The sample includes a small inset rectangle in the top left, which shows the end result of the StretchRect operation, pasted back to the backbuffer for display. If you cross-eye view that inset, you will see it is in fact stereo.

The reason I'm posting this sample, is because the documentation is wrong and misleading, and I have seen no working examples for DX9. The sample is a modified version of the nvidia sample code demonstrating how to properly Unproject for stereo HLSL.

The documentation in the conference slides for this call is flat out wrong. It says to use the CreateOffscreenPlainSurface as the destination.

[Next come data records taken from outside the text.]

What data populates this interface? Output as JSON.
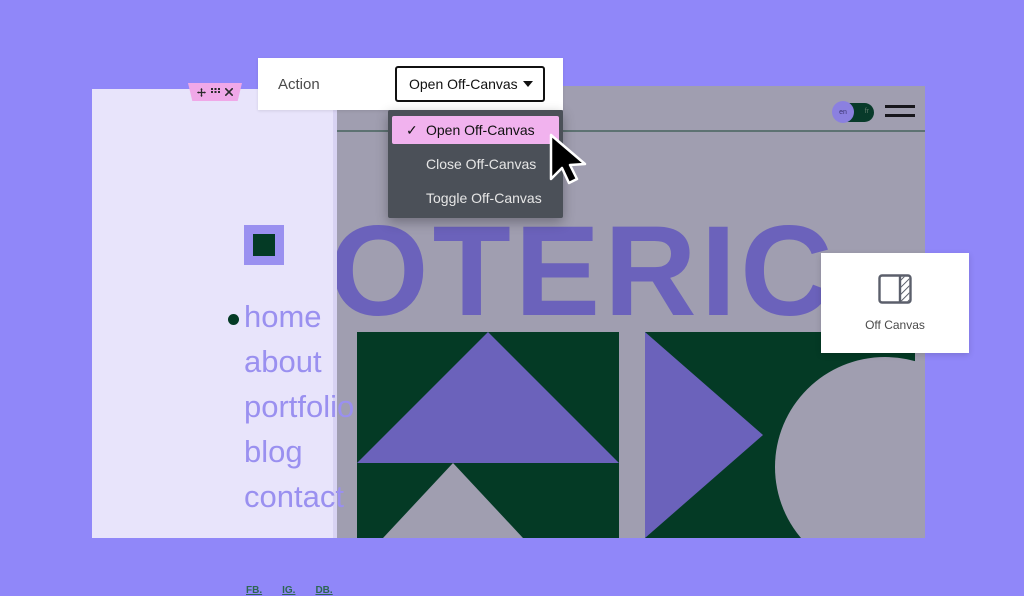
{
  "page": {
    "background_color": "#9087f9"
  },
  "action_bar": {
    "label": "Action",
    "select": {
      "value": "Open Off-Canvas",
      "caret_icon": "chevron-down-icon"
    }
  },
  "dropdown": {
    "options": [
      {
        "label": "Open Off-Canvas",
        "selected": true,
        "check_icon": "check-icon"
      },
      {
        "label": "Close Off-Canvas",
        "selected": false
      },
      {
        "label": "Toggle Off-Canvas",
        "selected": false
      }
    ],
    "panel_color": "#4b5058",
    "highlight_color": "#f1b2ee"
  },
  "offcanvas_panel": {
    "background_color": "#e8e4fb",
    "tab": {
      "color": "#f0a8e8",
      "icons": [
        "move-icon",
        "grid-handle-icon",
        "close-icon"
      ]
    },
    "logo": {
      "outer_color": "#9a90f0",
      "inner_color": "#043a25"
    },
    "nav_items": [
      {
        "label": "home",
        "active": true
      },
      {
        "label": "about",
        "active": false
      },
      {
        "label": "portfolio",
        "active": false
      },
      {
        "label": "blog",
        "active": false
      },
      {
        "label": "contact",
        "active": false
      }
    ],
    "socials": [
      {
        "label": "FB."
      },
      {
        "label": "IG."
      },
      {
        "label": "DB."
      }
    ]
  },
  "site_canvas": {
    "background_color": "#a09eb0",
    "hero_text": "OTERIC",
    "hero_color": "#6b62bb",
    "language_toggle": {
      "active": "en",
      "inactive": "fr",
      "track_color": "#083a2a",
      "knob_color": "#8b80e0"
    },
    "menu_icon": "hamburger-icon",
    "panels": [
      {
        "name": "triangle-panel",
        "background_color": "#043a25"
      },
      {
        "name": "arrow-circle-panel",
        "background_color": "#043a25"
      }
    ]
  },
  "widget_card": {
    "label": "Off Canvas",
    "icon": "off-canvas-icon"
  },
  "cursor": {
    "icon": "pointer-cursor-icon"
  }
}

This cannot work, because DX9 does not allow StretchRect copies from a RenderTarget like the BackBuffer to an OffscreenPlainSurface. Using Debug Layer, DX9 states that only a copy from an OffscreenPlainSurface to another OffscreenPlainSurface will work. The table here for StretchRect makes this clear:
https://msdn.microsoft.com/en-us/library/windows/desktop/bb174471(v=vs.85).aspx

The documentation in the nvapi.h header file is correct, but misleading. It states that "In DX9 Dst surface has to be created as render target and StretchRect has to be used." But, the destination cannot be a render target created with the obvious CreateRenderTarget. If you use that render target, the call will report no error, but also not copy the stereo backbuffer. You wind up with a single eye texture, stretched 2x width.

The sequence that works is to CreateTexture with the D3DUSAGE_RENDERTARGET flag set, and make it 2x wider than the backbuffer. That is a Texture however, not a Surface. StretchRect will only copy to Surfaces. The trick is to use GetSurfaceLevel to create a Surface for the Texture, and use that as the target of the StretchRect.

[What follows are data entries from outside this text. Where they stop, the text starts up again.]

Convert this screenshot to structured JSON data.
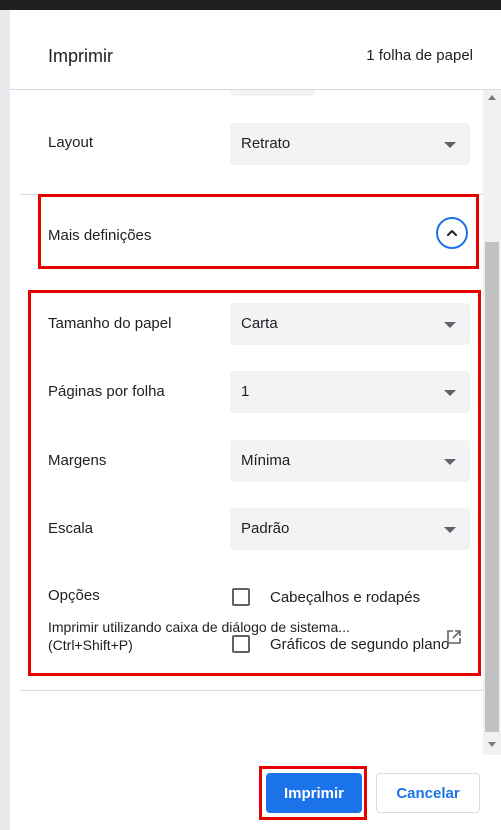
{
  "header": {
    "title": "Imprimir",
    "sheet_count": "1 folha de papel"
  },
  "settings": {
    "layout": {
      "label": "Layout",
      "value": "Retrato"
    },
    "more_settings": {
      "label": "Mais definições",
      "icon": "chevron-up-icon"
    },
    "paper_size": {
      "label": "Tamanho do papel",
      "value": "Carta"
    },
    "pages_per_sheet": {
      "label": "Páginas por folha",
      "value": "1"
    },
    "margins": {
      "label": "Margens",
      "value": "Mínima"
    },
    "scale": {
      "label": "Escala",
      "value": "Padrão"
    },
    "options": {
      "label": "Opções",
      "items": [
        {
          "label": "Cabeçalhos e rodapés",
          "checked": false
        },
        {
          "label": "Gráficos de segundo plano",
          "checked": false
        }
      ]
    },
    "system_dialog": {
      "line1": "Imprimir utilizando caixa de diálogo de sistema...",
      "line2": "(Ctrl+Shift+P)"
    }
  },
  "footer": {
    "print_label": "Imprimir",
    "cancel_label": "Cancelar"
  },
  "colors": {
    "accent": "#1a73e8",
    "highlight_box": "#e60000"
  }
}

The sample uses old libraries and old build tools. It won't easily convert to newer tools. This is setup for Visual Studio 2013. And also requires the use of the June 2010 DirectX SDK.

It also uses the Frank Luna HR macro to clarify the code, and because that uses dxerr.lib, it will apparently not compile with VS2015 forward, because the c-runtime changed.

The nvidia sample code used the 2010 DirectX SDK, and there seemed little point in modernizing all this when we are targeting the DX9 environment.


As a small aside- Geez, what a mess.